J.B. Priestley Calls
The author of An Inspector Calls, J.B. Priestley (1894-1984) held some
uncommon views. Like most English writers of his generation, Priestley
was committed, at least on paper, to a socialist view of the causes of
Great Britain's woes. The struggle between the haves and the have-nots
is often at the heart of a Priestley play or novel. But he also
injected into his plays his odd view of Time and its relation to human
beings. Priestley believed that all Time is present. What we call the
past is still happening; what we call the future is happening even as
we savor the present moment. Human consciousness prevents us from
seeing both the past and the future as easily as we see the present.
Prophetic dreams, for example, are part of the proof of this theory of
Time. The dreamer lives the future before the awakened sleeper lives
it: Same person, same future, different apprehension.
One may easily imagine
the Twilight-Zone effect this belief might have had on Priestley's work
even long before television had been invented, but no such thing
happened. Priestly manages to mete out serious comedies that leave the
question of Time unasked, thereby allowing the oddities of the human
awareness of Time—like deja vu and those prophetic dreams—to maintain
their mystery. Such is the case with An Inspector Calls.
Here, Priestley is
trolling for other fish. The target of his sharp pen is human smugness
and the blind indifference effected by that smugness. The play opened
in 1946, but the action takes place in 1912, in the dining room of the
respectable Birling family. The setting and respectability allow for
the usual retrospective comedy of vocabulary and parental shock. The
daughter, Sheila, accuses her brother of being "squiffy." He, of
course, understands the charge and denies it. But Mrs. Birling's
reaction is typical of the genre: "What an expression, Sheila. Really,
the things you girls pick up these days!"
Priestley is a master
of such easy comedy; in part, that mastery accounts for his great
popularity. As the second most popular radio personality during World
War II, Priestley was suddenly asked to stop broadcasting.

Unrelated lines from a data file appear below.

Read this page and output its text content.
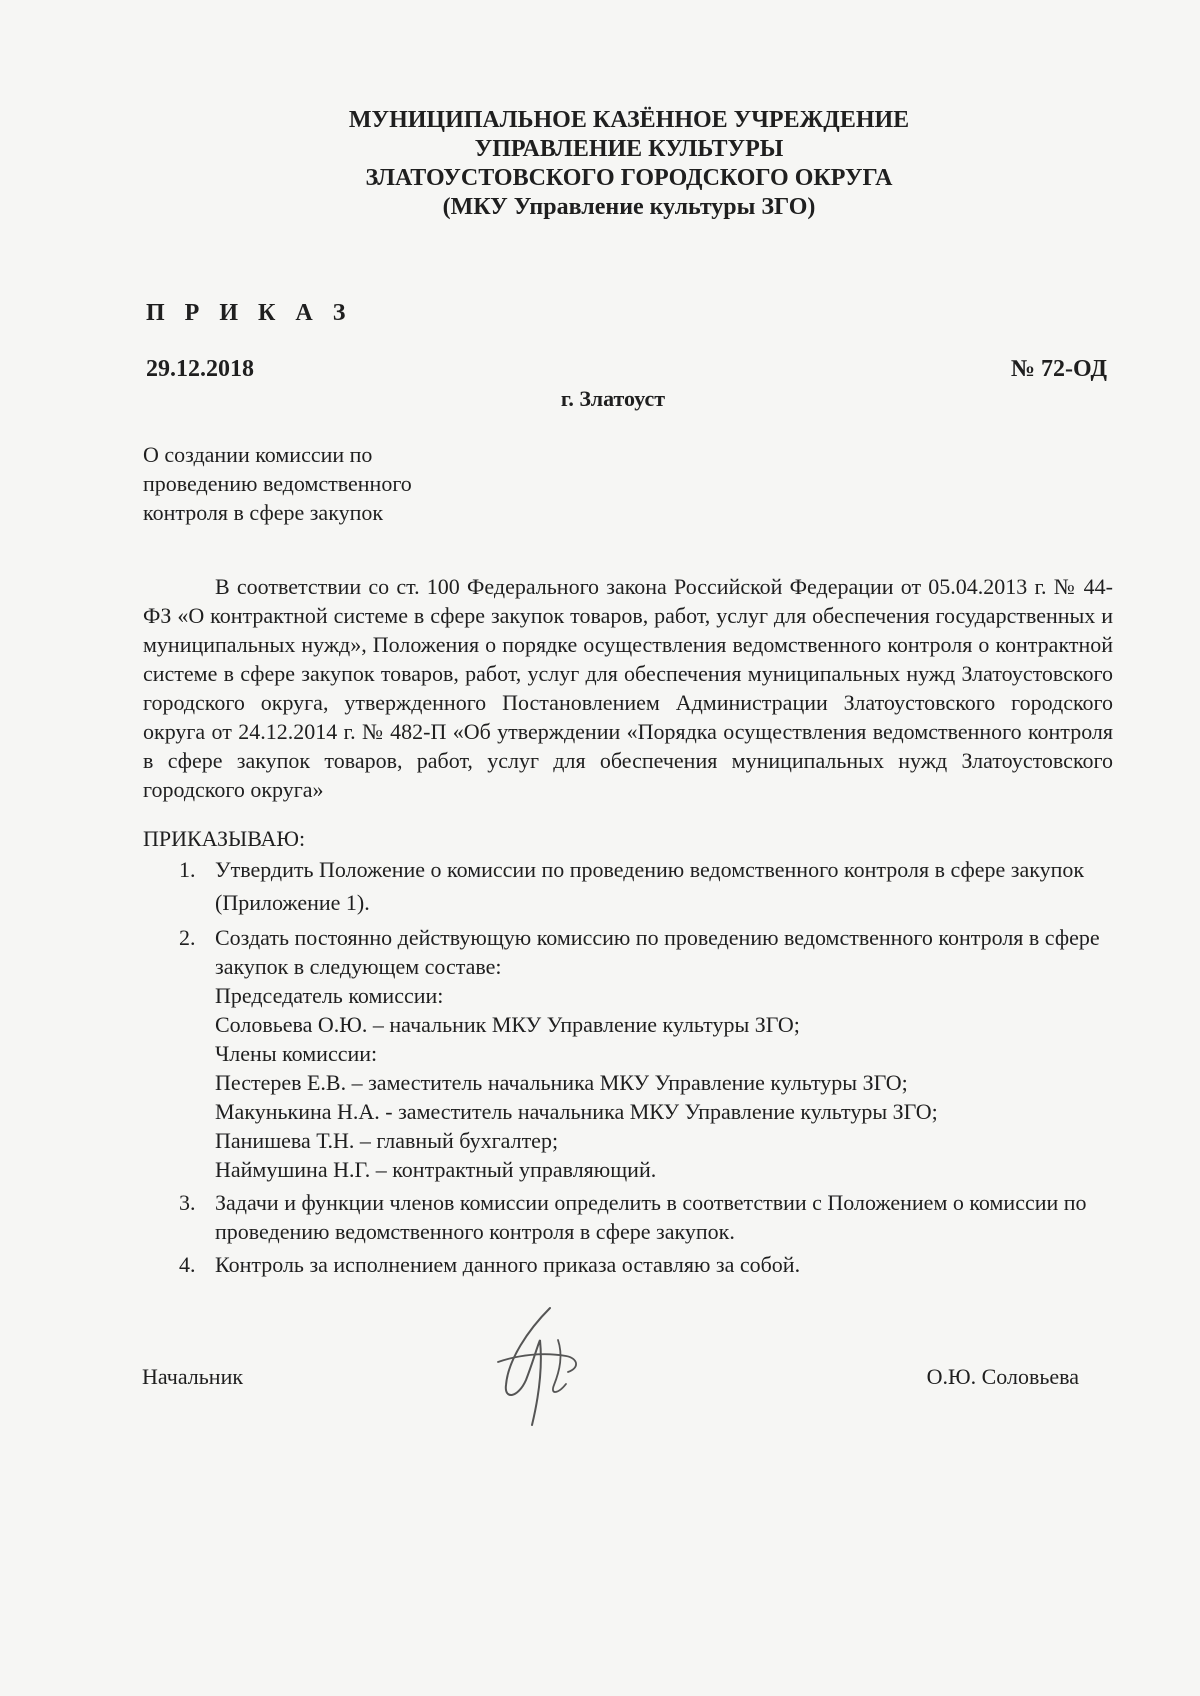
МУНИЦИПАЛЬНОЕ КАЗЁННОЕ УЧРЕЖДЕНИЕ
УПРАВЛЕНИЕ КУЛЬТУРЫ
ЗЛАТОУСТОВСКОГО ГОРОДСКОГО ОКРУГА
(МКУ Управление культуры ЗГО)
П Р И К А З
29.12.2018	№ 72-ОД
г. Златоуст
О создании комиссии по
проведению ведомственного
контроля в сфере закупок
В соответствии со ст. 100 Федерального закона Российской Федерации от 05.04.2013 г. № 44-ФЗ «О контрактной системе в сфере закупок товаров, работ, услуг для обеспечения государственных и муниципальных нужд», Положения о порядке осуществления ведомственного контроля о контрактной системе в сфере закупок товаров, работ, услуг для обеспечения муниципальных нужд Златоустовского городского округа, утвержденного Постановлением Администрации Златоустовского городского округа от 24.12.2014 г. № 482-П «Об утверждении «Порядка осуществления ведомственного контроля в сфере закупок товаров, работ, услуг для обеспечения муниципальных нужд Златоустовского городского округа»
ПРИКАЗЫВАЮ:
1. Утвердить Положение о комиссии по проведению ведомственного контроля в сфере закупок (Приложение 1).
2. Создать постоянно действующую комиссию по проведению ведомственного контроля в сфере закупок в следующем составе:
Председатель комиссии:
Соловьева О.Ю. – начальник МКУ Управление культуры ЗГО;
Члены комиссии:
Пестерев Е.В. – заместитель начальника МКУ Управление культуры ЗГО;
Макунькина Н.А. - заместитель начальника МКУ Управление культуры ЗГО;
Панишева Т.Н. – главный бухгалтер;
Наймушина Н.Г. – контрактный управляющий.
3. Задачи и функции членов комиссии определить в соответствии с Положением о комиссии по проведению ведомственного контроля в сфере закупок.
4. Контроль за исполнением данного приказа оставляю за собой.
Начальник	О.Ю. Соловьева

He and his friends assumed that the
Powers-That-Be didn't care for Priestley's socialist critique of
England. After his death, it was discovered that the call to silence
his radio show came from Winston Churchill, who was at the time the
most popular person on British radio. Churchill didn't like the
competition.
But his popularity
cannot simply be explained by the easy comedy. His facile jokes
sometimes have serious import. Consider the mixture in the following
speech, which comes early in the play, as Mr. Birling explains to his
son why war is out of the question:
The world is developing so fast that
it'll make war impossible. Look at the progress we're making. In a year
or two we'll have aeroplanes that will be able to go anywhere. And look
at the way the automobile's making headway—bigger and faster all the
time. And then ships. Why, a friend of mine went over this new liner
last week—the Titanic—she sails next week—forty-six thousand eight
hundred tons—forty-six thousand eight hundred tons—New York in five
days—and every luxury—and unsinkable, absolutely unsinkable.
The lines about a 30-year-old boating
accident, I'm sure, caused no bruises, but airplanes that can go
anywhere must have made the post-blitzkrieg London audience cringe.
Priestley begins with the serious and leads his audience to the easy
laughter at the smugness of Mr. Birling, and his unsinkable optimism,
because his play is not a lament about the war. It is, paradoxically, a
comedic cry of the heart.
What's in store for
Mr. Birling and the family might have been just as devastating to them
as World War II was to London except for their smug superiority. As the
visiting Inspector opens their eyes and pricks that smugness, some
begin to see, and others remain blind and indifferent.
But Time, that old trickster, gives every one of them a second chance.